Bien sûr, nous sommes, lui et moi, de souche européenne, et c'est plus facile. Evidemment, il reste ce blocage du système politique au quotidien, cette incapacité des partis à faire élire dans les assemblées des gens différents, qui sortent du vieux moule du pouvoir... La diversité doit être offerte aux électeurs, aux municipales et aux législatives ! On y viendra. Les électeurs sont mûrs. Je pense que les partis politiques sont prêts à se laisser imposer des normes, une charte, un pacte. L'effet Obama devrait nous entraîner. Vous me direz que mon mari peut accélérer le mouvement, en tout cas dans sa famille? Certes. Mais on entre dans un débat politique, et c'est la limite que je me fixe.

 

En tout cas, laissons une chance à la France. Nos préjugés, ici, sont insidieux, ils freinent les gens, ils épuisent... Mais en face, plein de choses émergent. Et nous sommes épargnés par le racisme brutal et impavide qui existe en Amérique. Je me souviens, jeune mannequin - j'avais 25 ans -, d'une séance photo organisée en Caroline du Sud. Nous sommes restées plusieurs jours -bas. On nous faisait manger des plateaux-repas dans notre caravane, alors qu'il y avait un restaurant à côté. J'ai demandé pourquoi, on m'a expliqué que le diner n'accepterait pas Naomi Campbell, parce qu'elle était Noire...

 

C'était cela, l'Amérique, en 1992! Alors, voir arriver Obama, c'est évidemment une joie immense.
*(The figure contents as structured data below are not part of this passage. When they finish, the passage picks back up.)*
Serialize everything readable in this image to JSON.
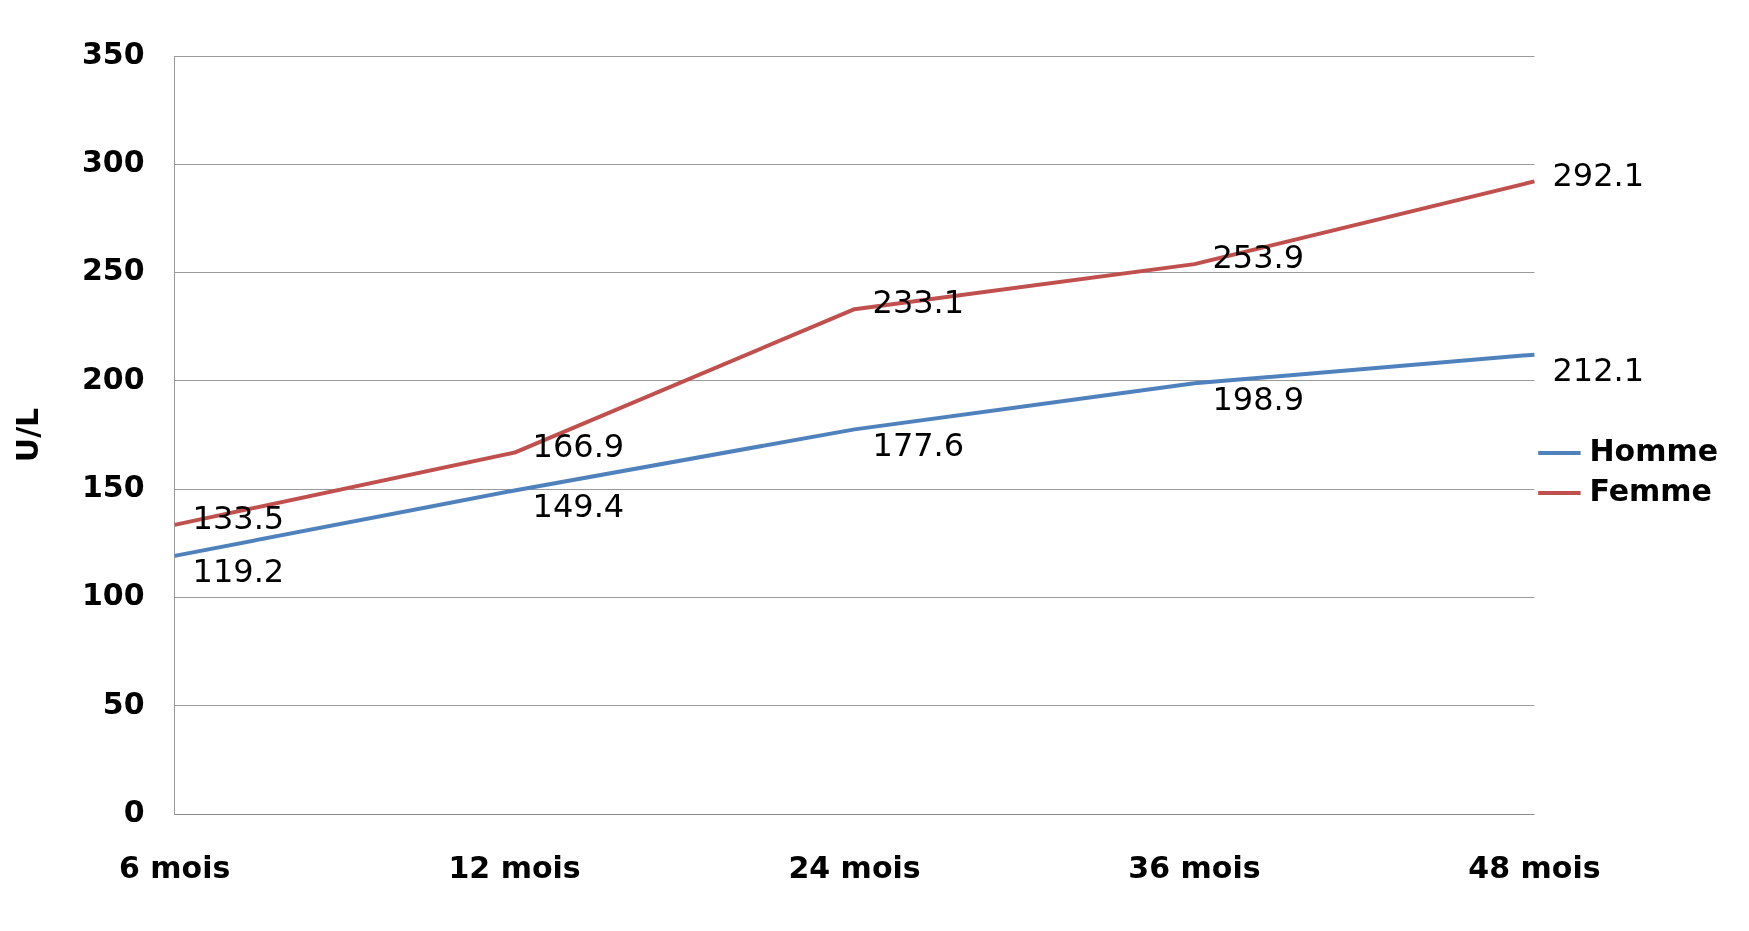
{
  "chart_data": {
    "type": "line",
    "ylabel": "U/L",
    "categories": [
      "6 mois",
      "12 mois",
      "24 mois",
      "36 mois",
      "48 mois"
    ],
    "series": [
      {
        "name": "Homme",
        "color": "#4f81bd",
        "values": [
          119.2,
          149.4,
          177.6,
          198.9,
          212.1
        ]
      },
      {
        "name": "Femme",
        "color": "#c0504d",
        "values": [
          133.5,
          166.9,
          233.1,
          253.9,
          292.1
        ]
      }
    ],
    "ylim": [
      0,
      350
    ],
    "yticks": [
      0,
      50,
      100,
      150,
      200,
      250,
      300,
      350
    ],
    "grid": "y",
    "legend": "right",
    "data_labels": true,
    "marker": "none",
    "line_style": "solid"
  }
}
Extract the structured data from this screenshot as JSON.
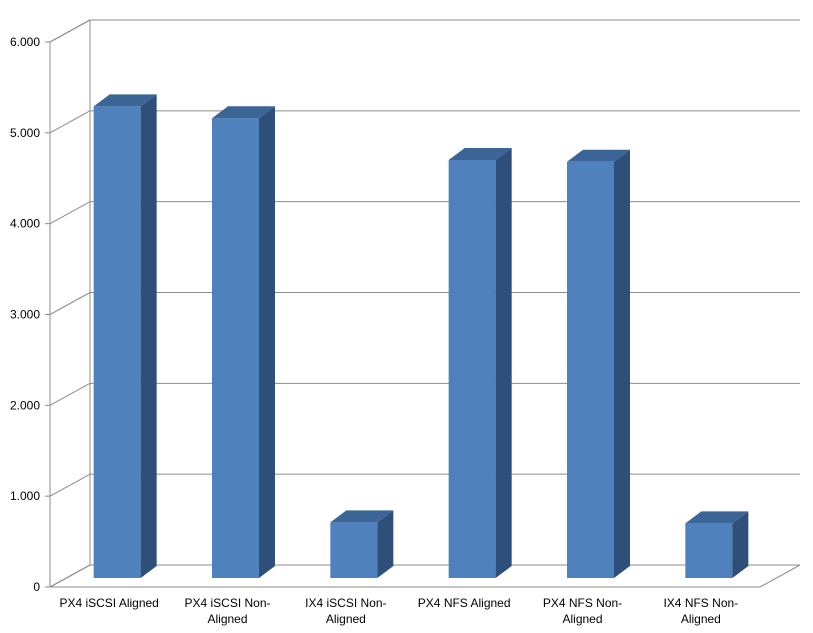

Pour moi, pour tous ceux qui aiment l'Amérique. Pour tous les Français, et notamment l'un d'eux que je connais assez bien. Je sais à quel point nous sommes tous pleins d'espoir, pleins d'attente. Par contraste, quand j'entends Silvio Berlusconi prendre l'événement à la légère, et plaisanter sur le fait qu'Obama est 'toujours bronzé', ça me fait drôle. On mettra ça sur le compte de l'humour... Mais souvent, je suis très heureuse d'être devenue française!"